At the same time, companies in most sectors today understand that treating sustainability only as a compliance issue is no longer an option. A poorly defined, poorly implemented sustainability strategy has significant negative consequences. Details about some of these are here.In Consumer products and retailing: How sustainability is fundamentally changing consumer preferencesCapgemini Research Institute found that 79 percent of consumers change purchase choices based on consistency—and that consistency has the potential to significantly impact customer experience, happiness and loyalty.
- Companies in certain sectors such as automotive, consumer goods and retail, and energy are particularly vulnerable to the impact of sustainability on brand image. But sustainability issues have the potential to affect any organization. For example, just as sustainability strategies inform consumers’ purchasing decisions, they influence a company’s reputation with its B2B customers and its desirability as a place to hire.
- Investors are increasingly evaluating net-zero strategies before investing in a company. A poorly defined strategy makes it difficult for companies to attract this important source of funding, and incomplete, inaccurate or unreliable data is a barrier to proving the strategy’s effectiveness.
- Climate change and extreme weather events are already having a massive impact on companies across all industry sectors. Without a solid sustainability strategy, it is difficult for organizations to assess risk and take steps to avoid such events or mitigate their consequences.
These few examples make it clear that sustainability performance and financial performance are intrinsically linked – which is why many companies now assign responsibility for environmental performance to the chief financial officer.

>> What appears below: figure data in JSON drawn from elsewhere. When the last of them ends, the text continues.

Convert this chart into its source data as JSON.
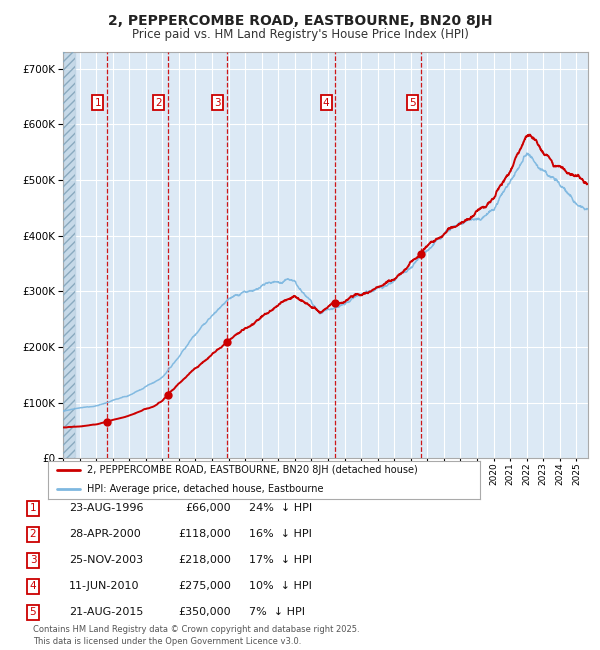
{
  "title": "2, PEPPERCOMBE ROAD, EASTBOURNE, BN20 8JH",
  "subtitle": "Price paid vs. HM Land Registry's House Price Index (HPI)",
  "transactions": [
    {
      "label": "1",
      "date": "1996-08-23",
      "price": 66000,
      "x_year": 1996.648
    },
    {
      "label": "2",
      "date": "2000-04-28",
      "price": 118000,
      "x_year": 2000.323
    },
    {
      "label": "3",
      "date": "2003-11-25",
      "price": 218000,
      "x_year": 2003.899
    },
    {
      "label": "4",
      "date": "2010-06-11",
      "price": 275000,
      "x_year": 2010.443
    },
    {
      "label": "5",
      "date": "2015-08-21",
      "price": 350000,
      "x_year": 2015.638
    }
  ],
  "table_rows": [
    {
      "num": "1",
      "date": "23-AUG-1996",
      "price": "£66,000",
      "pct": "24%",
      "dir": "↓ HPI"
    },
    {
      "num": "2",
      "date": "28-APR-2000",
      "price": "£118,000",
      "pct": "16%",
      "dir": "↓ HPI"
    },
    {
      "num": "3",
      "date": "25-NOV-2003",
      "price": "£218,000",
      "pct": "17%",
      "dir": "↓ HPI"
    },
    {
      "num": "4",
      "date": "11-JUN-2010",
      "price": "£275,000",
      "pct": "10%",
      "dir": "↓ HPI"
    },
    {
      "num": "5",
      "date": "21-AUG-2015",
      "price": "£350,000",
      "pct": "7%",
      "dir": "↓ HPI"
    }
  ],
  "legend_line1": "2, PEPPERCOMBE ROAD, EASTBOURNE, BN20 8JH (detached house)",
  "legend_line2": "HPI: Average price, detached house, Eastbourne",
  "footer1": "Contains HM Land Registry data © Crown copyright and database right 2025.",
  "footer2": "This data is licensed under the Open Government Licence v3.0.",
  "ylim": [
    0,
    730000
  ],
  "xlim_start": 1994.0,
  "xlim_end": 2025.7,
  "bg_color": "#dce9f5",
  "hatch_color": "#b8cfe0",
  "grid_color": "#ffffff",
  "hpi_color": "#7eb8e0",
  "price_color": "#cc0000",
  "dashed_line_color": "#cc0000",
  "marker_color": "#cc0000"
}
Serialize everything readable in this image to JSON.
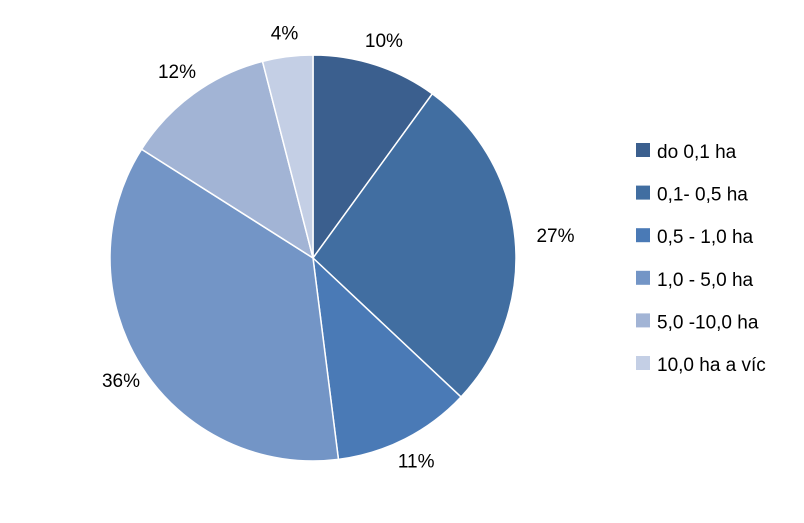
{
  "chart_data": {
    "type": "pie",
    "title": "",
    "categories": [
      "do 0,1 ha",
      "0,1- 0,5 ha",
      "0,5 - 1,0 ha",
      "1,0 - 5,0 ha",
      "5,0 -10,0 ha",
      "10,0 ha a víc"
    ],
    "values": [
      10,
      27,
      11,
      36,
      12,
      4
    ],
    "value_labels": [
      "10%",
      "27%",
      "11%",
      "36%",
      "12%",
      "4%"
    ],
    "colors": [
      "#3b5f8e",
      "#416ea1",
      "#4a7ab6",
      "#7395c6",
      "#a2b4d5",
      "#c4cfe5"
    ],
    "legend_position": "right"
  }
}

Measurement and innovation
In today’s data-driven business environment, having high-quality data is essential for an organization to comply with regulations and benefit from a strong sustainability strategy. But few organizations have the tools, technologies, processes, and culture needed to capture, qualify, and process reliable data. Collecting and managing high-quality sustainability data should be every company’s first objective.
The good news is that once this is achieved the company can start to innovate that data. AI is a powerful tool for this, as it can integrate data from across the enterprise – as well as from upstream and downstream sources such as suppliers, distributors and retailers – and then derive insights, make recommendations and business operations and share them. value chain. A few examples from my work at Capgemini Insight:
- Developing an AI-powered simulator to anticipate and mitigate the carbon impact of proposed IT projects for a company in the mining industry
- Using AI to review production operations at another company in the mining industry to reduce the carbon footprint of its raw materials use
- Using AI to assess consumer shopping behavior, reducing fresh fruit waste for a European retailer
- Implementing AI-optimized processes can help a manufacturer reduce energy consumption and costs by seven percent.
Anticipation and Digital Twins
Companies can use the data to anticipate the impacts of sustainability decisions on company performance. For example, subcontractors with excellent sustainability records are usually not the cheapest option, so companies must decide how to balance financial performance with sustainability performance – and then convince stakeholders such as investors that this is the right decision.
In such cases digital twins emerge as a useful tool. Digital twins allow companies to use their data to create a virtual representation of their operations, then apply simulations to the data using AI and other technologies and measure outcomes. Changes can have significant, organization-wide effects, both positive and negative, affecting everything from customer satisfaction to financial performance. It is important that decision makers have the opportunity to test and evaluate such ideas before implementing them.
As with many new initiatives, companies hoping for success must take a pragmatic approach. Articulate a clear vision and focus on internal assets before incorporating data from partners, subcontractors, customers and other external sources. AI-derived insights can help decision makers prioritize sustainability issues. Companies can focus on a pilot project before expanding the company’s ecosystem.
Data mastery connects sustainability with innovation
Companies that become data masters can easily provide the information they need to comply with environmental regulations. But that’s just the beginning. Whether it’s helping R&D develop new products and services, providing marketing with insights to boost brand image, or identifying new business models the company can consider, data masters can use AI tools and that strong data foundation to help drive innovation. across the organization’s ecosystem, and accelerates the organization’s sustainable transformation.
Watch our Linkedin Live where we discuss how companies like Volvo Cars go to net-zero:
Findings
Sustainability is more than compliance
Accurate, reliable stability data is essential to satisfy regulatory compliance. But many people – from consumers to investors – are also demanding high-quality data about a company’s sustainability strategy.
AI powers sustainable innovation
Applying AI to high-quality sustainability data is an opportunity to innovate in ways that build brand image, attract investment, lower operating costs and reduce risk.
Find availability
Companies must walk a fine line between sustainable performance and financial performance. AI-powered simulations can help companies stay on the right track while avoiding missteps.
Interesting to read?
Capgemini’s innovation launch, Data Driven Innovation Review | Wave 4 consists of 18 articles authored by leading Capgemini and partner experts – from digital twins in the industrial metaverse to „slave” AI, serendipity in user experiences, permacomputing and the fight against data waste. .. In addition, there are major technical partners in cooperation, such as several articles Alation, Cognition, Toucan Togo, Data RobotAnd Open group To rethink what is possible.